I empathise with 0confs application like Muun, which aims to offer the best Lightning experience possible, in the light of the early development state of many critical piece of infrastructures (watchtower, backups, fees managements, etc). However, I’m renewing with my recent comments in #26287 and agreeing with the reasoning exposed that as a project, Bitcoin Core contributors can’t mandate the full-node softwares run on the mining hosts. Opt-in full-rbf patches have been existent for years, and the software engineering bar to enable such functionality (few lines of codes) is so low that #25353 can only be considered as a marginal change in the Bitcoin full-node landscape.

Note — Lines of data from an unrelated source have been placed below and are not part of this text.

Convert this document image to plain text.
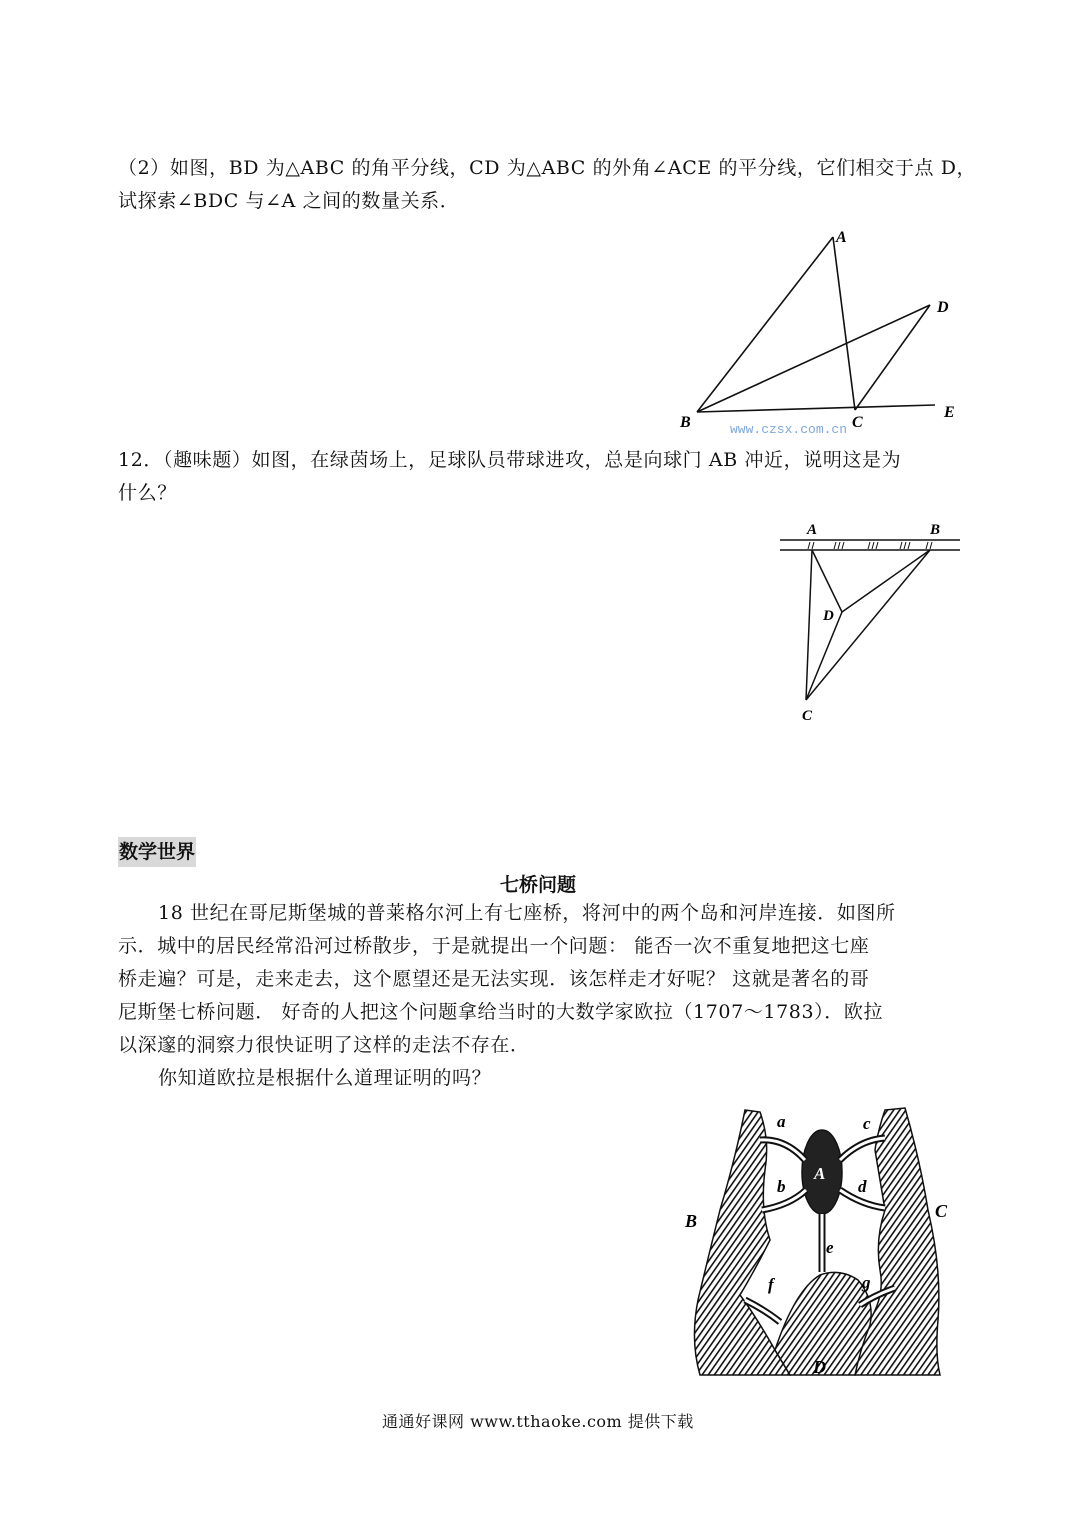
（2）如图，BD 为△ABC 的角平分线，CD 为△ABC 的外角∠ACE 的平分线，它们相交于点 D，
试探索∠BDC 与∠A 之间的数量关系．
A
D
B	C
E
www.czsx.com.cn
12．（趣味题）如图，在绿茵场上，足球队员带球进攻，总是向球门 AB 冲近，说明这是为
什么？
A	B
D
C
数学世界
七桥问题
18 世纪在哥尼斯堡城的普莱格尔河上有七座桥，将河中的两个岛和河岸连接．如图所
示．城中的居民经常沿河过桥散步，于是就提出一个问题： 能否一次不重复地把这七座
桥走遍？可是，走来走去，这个愿望还是无法实现．该怎样走才好呢？ 这就是著名的哥
尼斯堡七桥问题． 好奇的人把这个问题拿给当时的大数学家欧拉（1707～1783）．欧拉
以深邃的洞察力很快证明了这样的走法不存在．
你知道欧拉是根据什么道理证明的吗？
a	c
A
b	d
B	C
e
f	g
D
通通好课网 www.tthaoke.com 提供下载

Moreover, the “cat is out of the bag” and reverting the change won’t prevent mining node operators wishing to improve their income by accepting high-fee bidders replacement candidates.
I think too the effort would be more well allocated on reaching out to miners to explain the activation of full-rbf will downgrade the reliability of 0confs services/applications, unprepared to the changes and communicate a deprecation period that would enable as smooth as we can upgrade. One valuable insights from the mailing list discussions, a short full-rbf deployment timeline might favour only 0confs team with the manpower to adapt, leading to the centralisation of the payment ecosystem. On that ground of preserving decentralisation, and therefore making the payment ecosystem more competitive in the long-term with higher volume, a miner could have an incentive to defer the turning on of full-rbf setting. All that said, I don’t know if this reasoning is strong enough, and relying on social norms in a permissionless and pseudonymous ecosystem like the mining one doesn’t sound robust, I think. Still hope we can converge on a deployment timeline 6/12/18 mo, offering visibility and predictability to all ecosystem stakeholders.